Publisher: Mantle | Publication date: 8th May 2014 | Edition: Hardback (own copy)

They have never caught me and they never will. They have never seen me, for I am invisible, even as the ether that surrounds your earth. I am not a human being, but a spirit and a demon from the hottest hell. I am what you Orleanians and your foolish police call the Axeman

The Axemans Jazz

Excellent cover, perfect fit for this meaty crime story

A VERY gritty, meaty and twisty plot (or rather plots & sub plots) are contained under the cover of this special book. As I understand it, the writer of this book was originally inspired by a letter from a real serial killer nicknamed ‘The Axeman’, who was active in New Orleans around 1918-1919 – the rest of the story is mainly fiction. With three separate investigations going on, it took every ounce of my concentration to keep up! To summarise:

  • One was being run by Michael, a policeman in charge of the case, who has his own personal secret to conceal.
  • The second by the ambitious Ida, who worked as a secretary at the Pinkerton’s Private Investigation bureau (btw her best friend is Lewis Armstrong – later known as Jazz musician Louis Armstrong, and yes, it’s VERY plausible, as there are  true elements of his life are woven into the story)
  • And thirdly, Michael’s corrupt ex-partner, Luca, fresh out of jail and contracted by the local mafia to find the killer.

Despite setbacks, each of them strive to discover the truth and identity of The Axeman. And, although everything is connected is one way or another, they’re often not aware of the other’s discoveries as the body count grows in some quite ways. There’s a long list of suspects, plus, Michael’s department is full of corruption and back-biting. The poor bloke’s got a lot to contend with whilst trying to catch a seemingly demonic killer!

New Orleans obviously has unusual place names and surnames, then there’s unfamiliar Street names and even different food groups…I’m a little embarrassed to say that I found myself stranded on occasion and had to retrace my steps. Okay, I admit it, with the intense plot AND all these ‘new words’ I was completely lost there for a while! As you won’t discover who the ‘Axeman’ is until very near the end, I for one was relieved when everything fell into place.
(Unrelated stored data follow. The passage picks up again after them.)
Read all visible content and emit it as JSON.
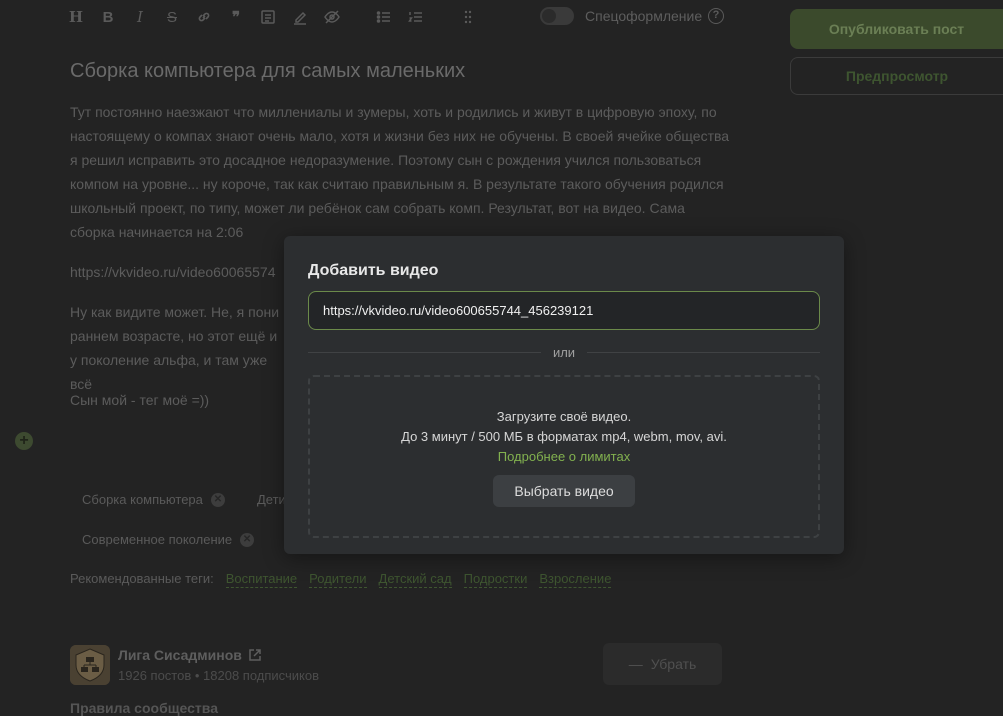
{
  "editor": {
    "toolbar": {
      "icons": [
        "heading-icon",
        "bold-icon",
        "italic-icon",
        "strikethrough-icon",
        "link-icon",
        "quote-icon",
        "code-block-icon",
        "marker-icon",
        "hide-icon",
        "bullet-list-icon",
        "numbered-list-icon",
        "drag-handle-icon"
      ],
      "spec_label": "Спецоформление",
      "help": "?"
    },
    "title": "Сборка компьютера для самых маленьких",
    "paragraphs": [
      "Тут постоянно наезжают что миллениалы и зумеры, хоть и родились и живут в цифровую эпоху, по настоящему о компах знают очень мало, хотя и жизни без них не обучены. В своей ячейке общества я решил исправить это досадное недоразумение. Поэтому сын с рождения учился пользоваться компом на уровне... ну короче, так как считаю правильным я. В результате такого обучения родился школьный проект, по типу, может ли ребёнок сам собрать комп. Результат, вот на видео. Сама сборка начинается на 2:06",
      "https://vkvideo.ru/video60065574",
      "Ну как видите может. Не, я пони раннем возрасте, но этот ещё и у поколение альфа, и там уже всё",
      "Сын мой - тег моё =))"
    ],
    "add_block": "+",
    "tags": [
      "Сборка компьютера",
      "Дети",
      "Современное поколение"
    ],
    "recommended_label": "Рекомендованные теги:",
    "recommended": [
      "Воспитание",
      "Родители",
      "Детский сад",
      "Подростки",
      "Взросление"
    ],
    "community": {
      "name": "Лига Сисадминов",
      "stats": "1926 постов • 18208 подписчиков",
      "remove_label": "Убрать",
      "rules_label": "Правила сообщества"
    }
  },
  "sidebar": {
    "publish_label": "Опубликовать пост",
    "preview_label": "Предпросмотр"
  },
  "modal": {
    "title": "Добавить видео",
    "url_value": "https://vkvideo.ru/video600655744_456239121",
    "or_label": "или",
    "upload_line1": "Загрузите своё видео.",
    "upload_line2": "До 3 минут / 500 МБ в форматах mp4, webm, mov, avi.",
    "limits_link": "Подробнее о лимитах",
    "choose_label": "Выбрать видео"
  },
  "colors": {
    "accent": "#82b14f",
    "background": "#232323",
    "modal_bg": "#2c2e30"
  }
}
And very cleverly pieced together it was, too. It’s incredibly detailed with wonderfully descriptive prose, perfectly setting the scene with the music and racial tensions of the era within its pages.

I do feel a little more enlightened after reading this, as it’s a great read and I experienced lots of new things along the way. And I now know that ‘Chiaroscuro’ means: the contrasting effects of light and shade in a work of art (apparently). So there you have it. Although a few of my little grey cells died whilst reading this book, it was definitely worth it in the end.